Ce mardi, le chandail à capuchon et le masque facial de Terrence arboraient les slogans: «I can’t breathe» («Je ne peux pas respirer»), «Justice for George» («Justice pour George») et « 8 h 46» — soit le moment approximatif où un policier blanc a immobilisé le cou de son frère avec son genou, jusqu’à ce qu’il devienne inconscient.

Appui à la campagne Biden

Après avoir fait un appel au calme alors que la colère se répandait dans les rues après la mort de son frère, Terrence a passé le jour du scrutin à revenir sur une partie moins remarquée de son discours émotif aux manifestants: votez s’il vous plaît.

Les noms George Floyd, Breonna Taylor, Ahmaud Arbery et Rayshard Brooks, tous tués par la police ou des citoyens justiciers, ont redynamisé le mouvement Black Lives Matter cette année et ont placé la justice raciale au centre de l’élection. Alors que le vote se terminait d’un océan à l’autre, leurs proches attendaient des signes indiquant que leur deuil public et la perte de l’anonymat n’étaient pas vains.

L’ancien vice-président Joe Biden a promis la justice raciale et des réformes, tandis que le président Donald Trump s’en est tenu à une rhétorique sévère sur «la loi et l’ordre». Après un été de manifestations, environ la moitié des électeurs qualifient le racisme de problème «très grave» dans la société américaine, selon un sondage de l’AP. Mais par rapport à la pandémie et à l’économie, relativement peu d’électeurs — environ un sur dix — considèrent le racisme ou l’application de la loi comme le principal problème du pays, selon le sondage.

La famille Floyd a tendu la main au nom de la campagne Biden. Dimanche, Terrence a rejoint sa sœur, Bridgett Floyd, et d’autres membres de la famille pour un rassemblement avec Jill Biden à Tallahassee, en Floride. Le mois dernier, Bridgett est apparue dans une publicité de campagne pour Joe Biden.

Comme tout le pays, Terrence était anxieux mardi.

«Mardi est si important», a déclaré le révérend Nicolas O’Rourke, directeur de l’organisation de l’organisme Working Families Party en Pennsylvanie, qui est axé sur le racisme systémique.
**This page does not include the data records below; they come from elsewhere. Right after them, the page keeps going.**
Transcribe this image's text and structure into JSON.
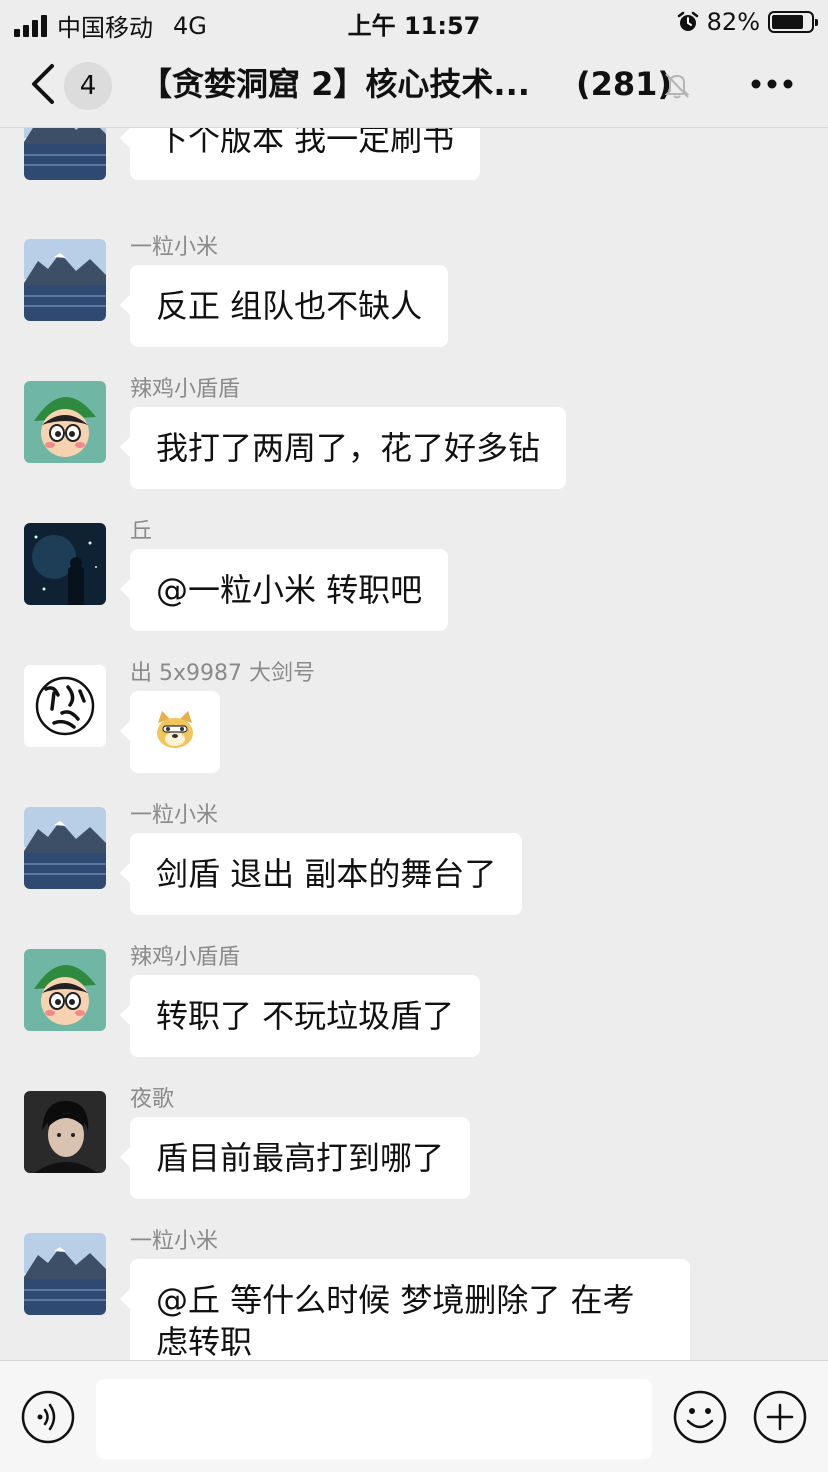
{
  "status_bar": {
    "carrier": "中国移动",
    "network": "4G",
    "time": "上午 11:57",
    "battery": "82%",
    "battery_level": 0.82,
    "signal_bars": 4
  },
  "header": {
    "unread_count": "4",
    "title": "【贪婪洞窟 2】核心技术...",
    "member_count": "(281)"
  },
  "messages": [
    {
      "sender": "",
      "text": "下个版本 我一定刷书",
      "avatar": "mountain-lake"
    },
    {
      "sender": "一粒小米",
      "text": "反正 组队也不缺人",
      "avatar": "mountain-lake"
    },
    {
      "sender": "辣鸡小盾盾",
      "text": "我打了两周了，花了好多钻",
      "avatar": "cartoon-boy"
    },
    {
      "sender": "丘",
      "text": "@一粒小米 转职吧",
      "avatar": "starry-night"
    },
    {
      "sender": "出 5x9987 大剑号",
      "text": "",
      "sticker": "doge-emoji",
      "avatar": "calligraphy-seal"
    },
    {
      "sender": "一粒小米",
      "text": "剑盾 退出 副本的舞台了",
      "avatar": "mountain-lake"
    },
    {
      "sender": "辣鸡小盾盾",
      "text": "转职了 不玩垃圾盾了",
      "avatar": "cartoon-boy"
    },
    {
      "sender": "夜歌",
      "text": "盾目前最高打到哪了",
      "avatar": "portrait"
    },
    {
      "sender": "一粒小米",
      "text": "@丘 等什么时候 梦境删除了 在考虑转职",
      "avatar": "mountain-lake"
    }
  ],
  "colors": {
    "background": "#ededed",
    "bubble": "#ffffff",
    "sender_name": "#8a8a8a",
    "input_bar": "#f6f6f6"
  }
}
Philadelphie est devenue un point chaud à la suite décès de Walter Wallace fils, un homme noir mort sous les balles de la police après que les membres de sa famille eurent demandé une intervention pour des raisons de santé mentale.
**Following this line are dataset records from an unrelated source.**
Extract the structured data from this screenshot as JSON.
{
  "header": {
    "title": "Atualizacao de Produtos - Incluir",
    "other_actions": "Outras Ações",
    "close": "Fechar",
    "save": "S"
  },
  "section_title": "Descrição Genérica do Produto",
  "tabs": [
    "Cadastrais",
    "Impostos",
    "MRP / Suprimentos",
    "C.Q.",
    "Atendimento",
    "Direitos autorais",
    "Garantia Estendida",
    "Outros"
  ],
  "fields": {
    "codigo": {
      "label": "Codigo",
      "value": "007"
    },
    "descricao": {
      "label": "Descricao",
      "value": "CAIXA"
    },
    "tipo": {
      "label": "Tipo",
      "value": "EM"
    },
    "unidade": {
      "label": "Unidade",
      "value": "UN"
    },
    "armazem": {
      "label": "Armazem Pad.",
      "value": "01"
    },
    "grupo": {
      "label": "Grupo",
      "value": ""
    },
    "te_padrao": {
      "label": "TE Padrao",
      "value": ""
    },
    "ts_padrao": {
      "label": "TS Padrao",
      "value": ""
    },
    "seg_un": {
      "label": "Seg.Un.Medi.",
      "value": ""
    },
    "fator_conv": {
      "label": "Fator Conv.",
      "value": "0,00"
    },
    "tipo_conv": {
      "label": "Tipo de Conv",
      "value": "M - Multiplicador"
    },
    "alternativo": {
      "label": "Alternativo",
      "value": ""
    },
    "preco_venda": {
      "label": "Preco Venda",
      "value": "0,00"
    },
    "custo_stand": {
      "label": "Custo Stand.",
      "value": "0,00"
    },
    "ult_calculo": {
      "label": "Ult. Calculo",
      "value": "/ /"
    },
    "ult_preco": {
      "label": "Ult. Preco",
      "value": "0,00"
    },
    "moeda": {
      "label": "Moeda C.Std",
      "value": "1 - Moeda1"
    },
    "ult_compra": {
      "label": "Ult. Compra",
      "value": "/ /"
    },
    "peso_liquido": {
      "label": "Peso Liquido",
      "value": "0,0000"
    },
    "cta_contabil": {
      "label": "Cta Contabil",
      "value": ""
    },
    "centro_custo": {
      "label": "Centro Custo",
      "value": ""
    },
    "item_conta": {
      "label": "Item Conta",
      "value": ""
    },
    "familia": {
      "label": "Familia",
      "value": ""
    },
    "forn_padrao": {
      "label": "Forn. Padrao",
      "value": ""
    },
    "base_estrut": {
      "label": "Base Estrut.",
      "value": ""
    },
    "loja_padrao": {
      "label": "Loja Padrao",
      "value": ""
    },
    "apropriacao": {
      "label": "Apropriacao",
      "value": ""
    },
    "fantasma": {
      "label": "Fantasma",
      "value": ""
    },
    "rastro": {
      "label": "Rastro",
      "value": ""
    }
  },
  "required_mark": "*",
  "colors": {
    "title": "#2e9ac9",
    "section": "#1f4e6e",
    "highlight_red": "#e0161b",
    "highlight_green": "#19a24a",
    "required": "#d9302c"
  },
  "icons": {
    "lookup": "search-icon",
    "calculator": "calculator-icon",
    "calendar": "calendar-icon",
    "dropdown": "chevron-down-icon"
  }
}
«Alors que les communautés se trouvent à différents stades de la réforme (…) il est assez clair qu’il existe un accord unilatéral selon lequel quelque chose doit changer», a-t-il soutenu.

«Je n’ai jamais vraiment voulu m’impliquer»

En début d’après-midi, Terrence, avec son avocat Sanford Rubenstein et le militant des droits civiques Kevin McCall, parcouraient Brooklyn à la recherche d’électeurs potentiels, avec un haut-parleur et un microphone dans leur véhicule utilitaire sport. Mais il n’y avait pas de lignes dans une poignée d’écoles et de centres communautaires.

Peut-être que la plupart des gens avaient déjà voté tôt, a avancé Terrence. Du moins, il l’espère. Peut-être avaient-ils déjà entendu le message sur l’importance du vote.

«Je n’ai jamais vraiment voulu m’impliquer en politique et dire aux gens pour qui voter, parce que tout monde prend ses propres décisions, a ses propres opinions», a-t-il souligné.

«Mais je dis: « Réveillez-vous, utilisez vos yeux, faites attention à ce qui se passe. »»

Peu après 13 heures, ils se sont garés en face du Brooklyn Museum, qui servait de bureau de scrutin. À l’extérieur du bâtiment, une petite fanfare jouait. Les musiciens se sont arrêtés pour permettre à Terrence de parler.

«Si vous ne votez pas, vous ne pouvez pas vous plaindre en cas de problème», a-t-il déclaré à l’aide d’un haut-parleur et d’un microphone.

Plus d’une douzaine de personnes s’étaient arrêtées pour entendre Terrence et, lorsqu’il a conclu, la fanfare a recommencé à jouer.

«N’oubliez pas de voter!», a-t-il chanté avec le rythme de la musique.